4. The trap of not marching. I have been particularly susceptible to this final trap in recent months and it is something I’m challenging myself on. Marching takes a lot of energy—more emotional than physical—for little or no return. And yet the massive numbers in D.C. and everywhere else reminded us that “we are many, they are few.” When we take to the streets, we can close their shops, obstruct their traffic, and control space. I was first brought into politics during the 2011 Arab Spring, witnessing from afar the power of protesters in North Africa and the Middle East. There is power in protest, especially in mass mobilization that has the ability to paralyze streets and cities. Marches and mobilizations are not the totality of revolution, but they are a tool that should not be dismissed. Yesterday, at the very least, cut through some of the paralyzing feeling of isolation many had felt since the election. It furthermore humiliated the Trump administration, with his new Press Secretary taking the podium to downplay the size of the Women’s March and inflate the turnout to his Inauguration. Millions protesting across the United States didn’t topple Trump, but it did produce real results, if marginal. And they are a glimpse of what we can do when we continue to grow and continue to develop a political program based around an incisive critique of capitalism and its functionaries: racism, sexism, homophobia, transphobia, anti-immigrant Nativism, anti-Native settler-colonialism, Islamophobia, and anti-Semitism.

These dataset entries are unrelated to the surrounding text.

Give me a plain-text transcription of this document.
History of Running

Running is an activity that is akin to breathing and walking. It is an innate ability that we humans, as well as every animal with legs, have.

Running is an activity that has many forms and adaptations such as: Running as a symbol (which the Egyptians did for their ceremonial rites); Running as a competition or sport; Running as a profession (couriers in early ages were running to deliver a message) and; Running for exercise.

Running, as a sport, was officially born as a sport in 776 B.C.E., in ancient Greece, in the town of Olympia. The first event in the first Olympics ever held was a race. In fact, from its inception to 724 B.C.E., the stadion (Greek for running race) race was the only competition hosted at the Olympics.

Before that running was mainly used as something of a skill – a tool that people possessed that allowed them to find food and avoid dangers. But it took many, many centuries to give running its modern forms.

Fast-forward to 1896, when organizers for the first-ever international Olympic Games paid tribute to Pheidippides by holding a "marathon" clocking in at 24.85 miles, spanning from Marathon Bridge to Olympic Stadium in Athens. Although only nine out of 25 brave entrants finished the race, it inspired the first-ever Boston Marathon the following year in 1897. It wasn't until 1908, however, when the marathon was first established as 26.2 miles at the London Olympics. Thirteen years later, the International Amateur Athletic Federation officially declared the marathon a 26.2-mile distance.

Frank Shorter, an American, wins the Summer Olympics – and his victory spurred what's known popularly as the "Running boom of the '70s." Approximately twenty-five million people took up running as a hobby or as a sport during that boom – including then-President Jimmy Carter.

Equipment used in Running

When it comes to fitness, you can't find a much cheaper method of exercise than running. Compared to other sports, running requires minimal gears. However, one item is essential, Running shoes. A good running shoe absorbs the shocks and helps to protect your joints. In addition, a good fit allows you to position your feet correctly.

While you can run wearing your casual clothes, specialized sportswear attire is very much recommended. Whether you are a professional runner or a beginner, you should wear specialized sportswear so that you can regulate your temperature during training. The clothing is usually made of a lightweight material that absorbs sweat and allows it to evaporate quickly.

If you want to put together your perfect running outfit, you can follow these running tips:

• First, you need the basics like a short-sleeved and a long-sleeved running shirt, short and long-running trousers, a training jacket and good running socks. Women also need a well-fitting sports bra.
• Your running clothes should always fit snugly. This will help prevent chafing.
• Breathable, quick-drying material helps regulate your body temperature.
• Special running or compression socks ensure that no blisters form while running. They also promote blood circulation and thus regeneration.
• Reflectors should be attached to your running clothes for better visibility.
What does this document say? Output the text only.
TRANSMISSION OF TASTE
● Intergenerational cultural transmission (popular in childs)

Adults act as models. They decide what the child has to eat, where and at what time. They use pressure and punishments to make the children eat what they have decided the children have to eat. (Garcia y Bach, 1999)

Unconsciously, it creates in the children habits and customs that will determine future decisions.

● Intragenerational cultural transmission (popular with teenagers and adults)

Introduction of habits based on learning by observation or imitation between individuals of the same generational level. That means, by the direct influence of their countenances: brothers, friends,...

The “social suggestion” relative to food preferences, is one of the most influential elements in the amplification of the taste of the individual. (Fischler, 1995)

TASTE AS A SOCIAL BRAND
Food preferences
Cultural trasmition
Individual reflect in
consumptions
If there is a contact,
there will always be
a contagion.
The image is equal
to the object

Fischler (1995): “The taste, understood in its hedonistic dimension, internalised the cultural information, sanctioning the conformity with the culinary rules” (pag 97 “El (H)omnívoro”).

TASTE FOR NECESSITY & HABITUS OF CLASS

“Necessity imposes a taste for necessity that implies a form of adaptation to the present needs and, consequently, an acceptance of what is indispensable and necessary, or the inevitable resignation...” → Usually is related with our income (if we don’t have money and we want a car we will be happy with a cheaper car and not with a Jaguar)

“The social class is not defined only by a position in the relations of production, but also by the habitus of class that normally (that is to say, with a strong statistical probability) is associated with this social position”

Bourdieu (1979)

A Facebook friend of mine posted on Saturday that “Today’s actions, today’s numbers, were monumental. If the movement isn’t radical enough for you, then get out there and radicalize it! If it isn’t organized enough for you, then get out there and organize it! Pooh poohing this level of popular participation doesn’t serve the goals you’re trying to accomplish in the slightest.” Let’s radicalize the liberals and organize the radicals. When we integrate the broad appeal and mass scale of the Women’s March with the ferocity and militancy of the anti-Inauguration demonstrations, we will have the power to defeat both Trump’s right-wing agenda and the capitalist order that created him.